No time for tears, though. I moved on quickly to Hainanese chicken rice. I couldn’t fill up on all that rice, nice and chicken brothy as it was. I didn’t think I was going to have time to fit in this Singaporean classic during my week in town so I was happy for this quickie.
James picked out some Indian food for us to share. That’s fish head curry on the left and I think tandoori chicken, biryani and something orange on the right. Bok choy and char kway teow are hiding in the background.

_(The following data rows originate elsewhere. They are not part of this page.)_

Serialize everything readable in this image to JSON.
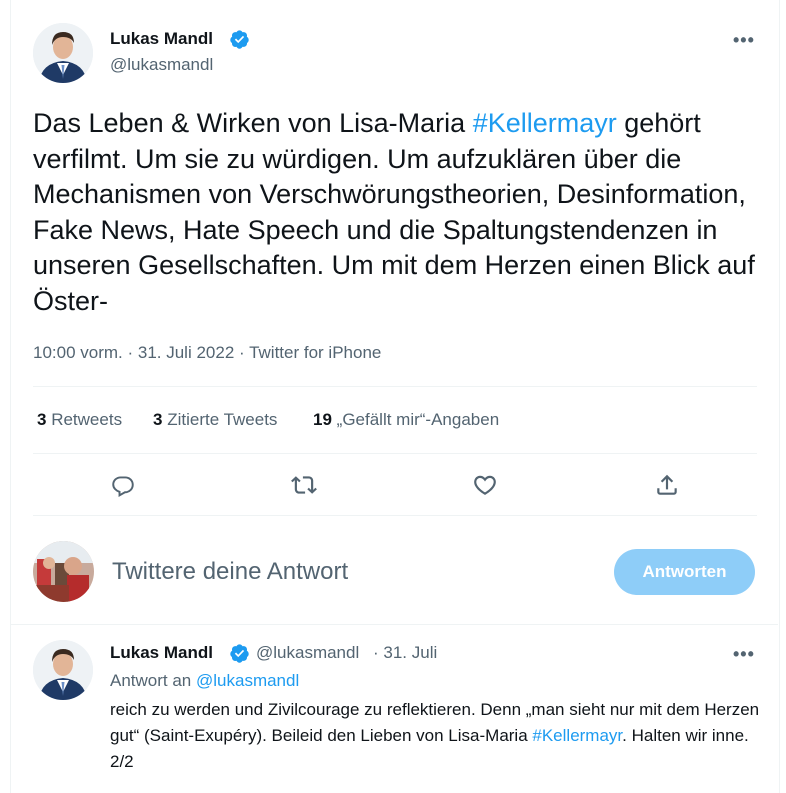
{
  "main_tweet": {
    "author_name": "Lukas Mandl",
    "author_handle": "@lukasmandl",
    "more_label": "•••",
    "text_before": "Das Leben & Wirken von Lisa-Maria ",
    "hashtag": "#Kellermayr",
    "text_after": " gehört verfilmt. Um sie zu würdigen. Um aufzuklären über die Mechanismen von Verschwörungstheorien, Desinformation, Fake News, Hate Speech und die Spaltungstendenzen in unseren Gesellschaften. Um mit dem Herzen einen Blick auf Öster-",
    "timestamp": "10:00 vorm. · 31. Juli 2022 · Twitter for iPhone",
    "retweets_count": "3",
    "retweets_label": "Retweets",
    "quotes_count": "3",
    "quotes_label": "Zitierte Tweets",
    "likes_count": "19",
    "likes_label": "„Gefällt mir“-Angaben",
    "colors": {
      "verified": "#1d9bf0",
      "link": "#1d9bf0",
      "secondary": "#536471"
    }
  },
  "actions": [
    {
      "name": "reply-icon"
    },
    {
      "name": "retweet-icon"
    },
    {
      "name": "like-icon"
    },
    {
      "name": "share-icon"
    }
  ],
  "compose": {
    "placeholder": "Twittere deine Antwort",
    "button_label": "Antworten"
  },
  "reply_tweet": {
    "author_name": "Lukas Mandl",
    "author_handle": "@lukasmandl",
    "date": "· 31. Juli",
    "more_label": "•••",
    "reply_to_prefix": "Antwort an ",
    "reply_to_handle": "@lukasmandl",
    "text_before": "reich zu werden und Zivilcourage zu reflektieren. Denn „man sieht nur mit dem Herzen gut“ (Saint-Exupéry). Beileid den Lieben von Lisa-Maria ",
    "hashtag": "#Kellermayr",
    "text_after": ". Halten wir inne. 2/2"
  }
}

Malay, my favorite. James is not so crazy about the belachan-based cuisine but I can’t get enough of the strong flavors. One of the things I appreciated about this restaurant was not dumbing down or simplifying and the offering of appropriate condiments. This plate includes beef rendang, sayur lodeh (vegetables in coconut curry), kari ayam (chicken curry) and sambal prawn.
The Malay station, conveniently located closest to our table, had those tiny olive-sized limes, numerous sambals, a pineapple-cucumber achar, and more that I’m forgetting. I think that wooden bucket that looks to be filled with rocks actually contains buah keluak, a toxic nut used in Peranakan cooking. Yep, definitely going for authenticity and atmospherics.
Moving on to Singapore with chile crab and the necessary fried mantou. Also, a few sticks of satay.
My capacity was dwindling but James brought over a bowl of super lemak laksa and I couldn’t let it go uneaten. I think he went a little wild with the garnishes.
A melting pot of desserts. I’m a freak who doesn’t like fruit even fresh beautiful tropical fruit, so just the foreign sweets for me. I had a hard time narrowing it down to just these five. Clockwise from far left: Indonesian lapis legit, Nonya ang koo, Hong Kong egg tart, Nonya kueh dadar (my favorite—I love the color green and hate that any American dessert that color is minty. I prefer my green goodies flavored with pandan) and Chinese peanut pancake.